Perhaps it was the sheer banal awfulness of Out of the Blue that made me look kindly on The Invisibles (Thursday, BBC1). Other people who watched this have first picked up their jaws in disbelief, then fetched out knuckle-dusters and a baseball bat. Granted, it’s not exactly Battleship Potemkin, but, unlike Out of the Blue, its idea of an entertaining line was not: “I might just go to get the salads.” It is set in a small fishing village in Devon, which for me is never a good start. Television is too fond of West Country fishing villages, which producers fondly imagine to be full of eccentrics with accents as thick as clotted cream. Actually, they’re like every other village in rural Britain - full of second homes, probably owned by television producers.
Anyway, Anthony Head and Warren Clarke arrive in this particular village from Spain, where they have been living in retirement after careers as Britain’s top safe-cracker (Head) and expert in burglar alarms (Clarke).
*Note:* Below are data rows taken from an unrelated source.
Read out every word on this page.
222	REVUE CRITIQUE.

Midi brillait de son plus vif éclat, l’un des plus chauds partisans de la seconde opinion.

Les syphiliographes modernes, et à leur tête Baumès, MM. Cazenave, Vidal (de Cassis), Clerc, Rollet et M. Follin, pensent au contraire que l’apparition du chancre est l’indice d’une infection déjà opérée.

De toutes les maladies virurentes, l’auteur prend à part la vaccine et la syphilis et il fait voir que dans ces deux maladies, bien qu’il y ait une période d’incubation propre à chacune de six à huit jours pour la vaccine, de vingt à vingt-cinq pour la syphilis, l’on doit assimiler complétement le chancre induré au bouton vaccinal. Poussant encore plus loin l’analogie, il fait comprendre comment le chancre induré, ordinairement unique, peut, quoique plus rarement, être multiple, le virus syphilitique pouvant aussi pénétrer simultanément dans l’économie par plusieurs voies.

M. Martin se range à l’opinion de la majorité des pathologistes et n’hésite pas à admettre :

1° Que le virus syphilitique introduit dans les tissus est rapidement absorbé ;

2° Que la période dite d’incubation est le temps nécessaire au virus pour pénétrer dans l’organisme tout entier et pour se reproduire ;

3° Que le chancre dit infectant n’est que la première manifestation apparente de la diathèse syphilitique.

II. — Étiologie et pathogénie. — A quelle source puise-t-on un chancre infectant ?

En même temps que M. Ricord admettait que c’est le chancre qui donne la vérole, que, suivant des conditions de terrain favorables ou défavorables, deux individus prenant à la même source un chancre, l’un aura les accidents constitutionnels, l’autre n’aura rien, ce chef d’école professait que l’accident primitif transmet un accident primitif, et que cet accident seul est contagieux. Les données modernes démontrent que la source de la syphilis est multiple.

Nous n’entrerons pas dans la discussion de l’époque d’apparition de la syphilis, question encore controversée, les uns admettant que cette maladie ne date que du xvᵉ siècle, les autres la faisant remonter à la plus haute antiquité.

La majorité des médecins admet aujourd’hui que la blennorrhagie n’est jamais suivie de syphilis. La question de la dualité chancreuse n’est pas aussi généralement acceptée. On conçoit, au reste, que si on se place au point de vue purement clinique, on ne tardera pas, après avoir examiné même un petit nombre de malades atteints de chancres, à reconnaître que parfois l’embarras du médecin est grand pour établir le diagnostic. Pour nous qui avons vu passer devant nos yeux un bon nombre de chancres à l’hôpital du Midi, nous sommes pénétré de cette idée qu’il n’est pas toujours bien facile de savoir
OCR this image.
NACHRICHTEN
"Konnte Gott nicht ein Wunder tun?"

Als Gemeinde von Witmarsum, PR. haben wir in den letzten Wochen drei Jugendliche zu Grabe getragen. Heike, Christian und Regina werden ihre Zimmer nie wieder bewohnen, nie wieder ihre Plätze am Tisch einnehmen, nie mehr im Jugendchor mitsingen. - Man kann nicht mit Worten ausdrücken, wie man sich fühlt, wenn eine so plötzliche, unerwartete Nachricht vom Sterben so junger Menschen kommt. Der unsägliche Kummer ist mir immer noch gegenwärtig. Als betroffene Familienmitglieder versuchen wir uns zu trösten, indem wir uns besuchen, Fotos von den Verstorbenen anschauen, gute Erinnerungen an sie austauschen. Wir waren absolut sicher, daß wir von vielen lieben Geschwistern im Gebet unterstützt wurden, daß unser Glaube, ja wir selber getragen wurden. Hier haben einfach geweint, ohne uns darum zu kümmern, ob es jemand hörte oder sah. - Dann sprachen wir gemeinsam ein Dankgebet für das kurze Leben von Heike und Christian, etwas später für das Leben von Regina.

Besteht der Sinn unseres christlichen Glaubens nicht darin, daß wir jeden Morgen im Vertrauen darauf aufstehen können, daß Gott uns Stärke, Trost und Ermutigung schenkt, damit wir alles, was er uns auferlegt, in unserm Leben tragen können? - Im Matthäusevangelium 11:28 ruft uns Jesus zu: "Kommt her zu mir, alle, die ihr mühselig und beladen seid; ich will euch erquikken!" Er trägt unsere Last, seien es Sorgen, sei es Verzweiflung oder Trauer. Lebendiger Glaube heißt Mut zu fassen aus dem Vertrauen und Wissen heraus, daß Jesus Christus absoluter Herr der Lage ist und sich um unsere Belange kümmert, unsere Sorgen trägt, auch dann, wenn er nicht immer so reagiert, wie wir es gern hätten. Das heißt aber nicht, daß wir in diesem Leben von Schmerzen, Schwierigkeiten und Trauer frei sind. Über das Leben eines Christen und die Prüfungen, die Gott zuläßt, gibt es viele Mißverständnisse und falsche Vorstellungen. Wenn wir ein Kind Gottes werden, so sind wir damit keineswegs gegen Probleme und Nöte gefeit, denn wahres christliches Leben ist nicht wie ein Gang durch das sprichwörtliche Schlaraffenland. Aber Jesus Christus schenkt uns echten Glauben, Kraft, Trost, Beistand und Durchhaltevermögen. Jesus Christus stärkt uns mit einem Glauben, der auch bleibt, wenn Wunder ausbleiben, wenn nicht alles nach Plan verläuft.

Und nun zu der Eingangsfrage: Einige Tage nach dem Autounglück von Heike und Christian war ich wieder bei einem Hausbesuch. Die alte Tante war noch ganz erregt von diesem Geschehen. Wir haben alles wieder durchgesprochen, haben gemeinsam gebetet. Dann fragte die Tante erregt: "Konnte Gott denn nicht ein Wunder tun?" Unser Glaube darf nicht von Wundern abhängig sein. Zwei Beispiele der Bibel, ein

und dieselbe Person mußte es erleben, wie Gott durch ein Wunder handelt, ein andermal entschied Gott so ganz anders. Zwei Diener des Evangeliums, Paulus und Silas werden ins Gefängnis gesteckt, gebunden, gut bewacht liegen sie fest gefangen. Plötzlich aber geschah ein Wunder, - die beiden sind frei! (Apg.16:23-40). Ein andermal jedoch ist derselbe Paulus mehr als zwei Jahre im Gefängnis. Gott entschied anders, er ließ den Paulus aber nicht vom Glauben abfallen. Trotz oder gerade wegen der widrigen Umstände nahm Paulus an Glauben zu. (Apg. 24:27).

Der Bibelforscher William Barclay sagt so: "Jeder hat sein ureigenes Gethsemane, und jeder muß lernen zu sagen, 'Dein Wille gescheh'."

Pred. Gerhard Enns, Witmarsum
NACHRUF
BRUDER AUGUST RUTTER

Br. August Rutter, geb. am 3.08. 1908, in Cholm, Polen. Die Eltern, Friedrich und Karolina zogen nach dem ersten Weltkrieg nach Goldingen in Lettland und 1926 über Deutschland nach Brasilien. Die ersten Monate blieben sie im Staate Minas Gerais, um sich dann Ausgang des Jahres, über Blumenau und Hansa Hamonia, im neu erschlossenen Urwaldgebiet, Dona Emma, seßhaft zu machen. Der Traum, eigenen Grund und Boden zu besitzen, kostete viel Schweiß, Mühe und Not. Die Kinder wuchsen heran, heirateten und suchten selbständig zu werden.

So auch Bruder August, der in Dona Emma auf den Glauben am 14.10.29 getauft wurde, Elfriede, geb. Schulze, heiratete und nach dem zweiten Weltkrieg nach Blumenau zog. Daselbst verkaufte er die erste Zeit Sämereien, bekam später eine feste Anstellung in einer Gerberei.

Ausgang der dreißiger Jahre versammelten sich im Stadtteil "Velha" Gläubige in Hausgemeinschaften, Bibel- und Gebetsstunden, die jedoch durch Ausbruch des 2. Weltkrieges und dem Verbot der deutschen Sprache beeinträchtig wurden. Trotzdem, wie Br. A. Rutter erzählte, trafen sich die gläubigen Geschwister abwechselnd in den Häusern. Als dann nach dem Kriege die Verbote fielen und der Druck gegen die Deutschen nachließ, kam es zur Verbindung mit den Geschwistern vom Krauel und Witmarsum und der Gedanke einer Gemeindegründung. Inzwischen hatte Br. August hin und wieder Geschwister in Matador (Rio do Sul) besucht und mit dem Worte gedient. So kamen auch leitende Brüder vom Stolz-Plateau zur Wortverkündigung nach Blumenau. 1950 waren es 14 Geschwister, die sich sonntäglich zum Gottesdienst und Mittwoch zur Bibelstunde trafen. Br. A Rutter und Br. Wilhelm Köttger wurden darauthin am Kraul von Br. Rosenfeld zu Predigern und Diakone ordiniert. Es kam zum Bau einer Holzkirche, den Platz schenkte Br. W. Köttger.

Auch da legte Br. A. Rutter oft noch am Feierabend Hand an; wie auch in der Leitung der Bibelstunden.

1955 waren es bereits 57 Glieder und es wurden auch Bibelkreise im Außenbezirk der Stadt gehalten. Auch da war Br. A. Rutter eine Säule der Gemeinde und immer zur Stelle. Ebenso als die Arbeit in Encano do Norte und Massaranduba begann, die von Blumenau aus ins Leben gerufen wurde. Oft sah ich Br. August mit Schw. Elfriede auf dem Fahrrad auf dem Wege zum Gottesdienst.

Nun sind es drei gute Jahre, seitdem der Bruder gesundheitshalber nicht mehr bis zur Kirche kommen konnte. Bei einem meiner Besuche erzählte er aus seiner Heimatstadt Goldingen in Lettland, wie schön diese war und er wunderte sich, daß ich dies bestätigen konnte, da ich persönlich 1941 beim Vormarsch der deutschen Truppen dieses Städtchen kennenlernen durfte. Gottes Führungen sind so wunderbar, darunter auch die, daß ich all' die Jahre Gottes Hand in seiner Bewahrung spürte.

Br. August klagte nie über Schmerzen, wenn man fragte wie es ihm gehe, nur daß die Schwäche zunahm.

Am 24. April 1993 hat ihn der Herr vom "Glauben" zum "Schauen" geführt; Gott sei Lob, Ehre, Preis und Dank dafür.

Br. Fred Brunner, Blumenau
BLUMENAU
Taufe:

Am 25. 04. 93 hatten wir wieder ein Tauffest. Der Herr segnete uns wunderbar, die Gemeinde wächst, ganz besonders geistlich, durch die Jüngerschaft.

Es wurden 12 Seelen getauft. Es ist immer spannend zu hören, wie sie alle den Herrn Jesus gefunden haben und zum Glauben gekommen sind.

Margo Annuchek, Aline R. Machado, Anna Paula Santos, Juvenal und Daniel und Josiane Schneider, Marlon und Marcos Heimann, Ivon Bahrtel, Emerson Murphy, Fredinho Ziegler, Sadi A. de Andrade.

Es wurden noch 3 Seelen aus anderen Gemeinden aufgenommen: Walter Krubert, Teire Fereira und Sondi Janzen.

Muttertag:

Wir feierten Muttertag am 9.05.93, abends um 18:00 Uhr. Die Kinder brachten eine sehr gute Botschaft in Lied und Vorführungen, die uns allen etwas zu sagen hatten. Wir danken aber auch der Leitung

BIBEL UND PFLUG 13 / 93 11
It goes without saying that they are forced by circumstance into one last job. It goes without saying that this goes horribly wrong.
Because it stars Head and Clarke, who are normally so reliable, you want The Invisibles to succeed. Yet what is perhaps most horribly wrong is Head as a ruthless gangster. If Graham Norton were cast as Henry VIII, it could not be more wrong. Head might have got away with it as a gentleman thief along the lines of Raffles, or Clouseau’s foe the Phantom, but he should take that south London accent back to the hire shop and ask for his money back.
The Invisibles also has a problem with pace. It wants to emphasise the aches and pains, and the fact that these elderly thieves are not quite as quick as they used to be. But it’s also a farce, which relies on speed. By the end of the first episode, the two crooks have discovered that the oddball landlord of the village pub is the son of a former partner in crime, so they eventually unite as the Three Musketeers of Devon crime. No doubt with hilarious consequences.
Scallywagga (Tuesday, BBC3) is a sketch show that is self-consciously hangin’ in the hood, or wherever. It thinks itself to be young, vibrant, energetic and very much the next big thing. “Strap yourself in for the most explosive sketch-show ride in years,” it boasts. What it actually supplies is a comedy show so traditional, it could have been Dick Emery with the word “innit” tacked onto the end. They set up the scene, they reverse your expectation and they get the laugh. Or not.
It’s full of emos and baseball caps and the other accessories of youth, but the jokes come straight out of the 1970s. An expectant mum goes into labour in the street. “Can I borrow your phone, mate?” asks the father of a passer-by. He then uses it to take her picture. New props, but a gag Benny Hill might have written. It’s almost as if The Office or Little Britain had never happened. Innit.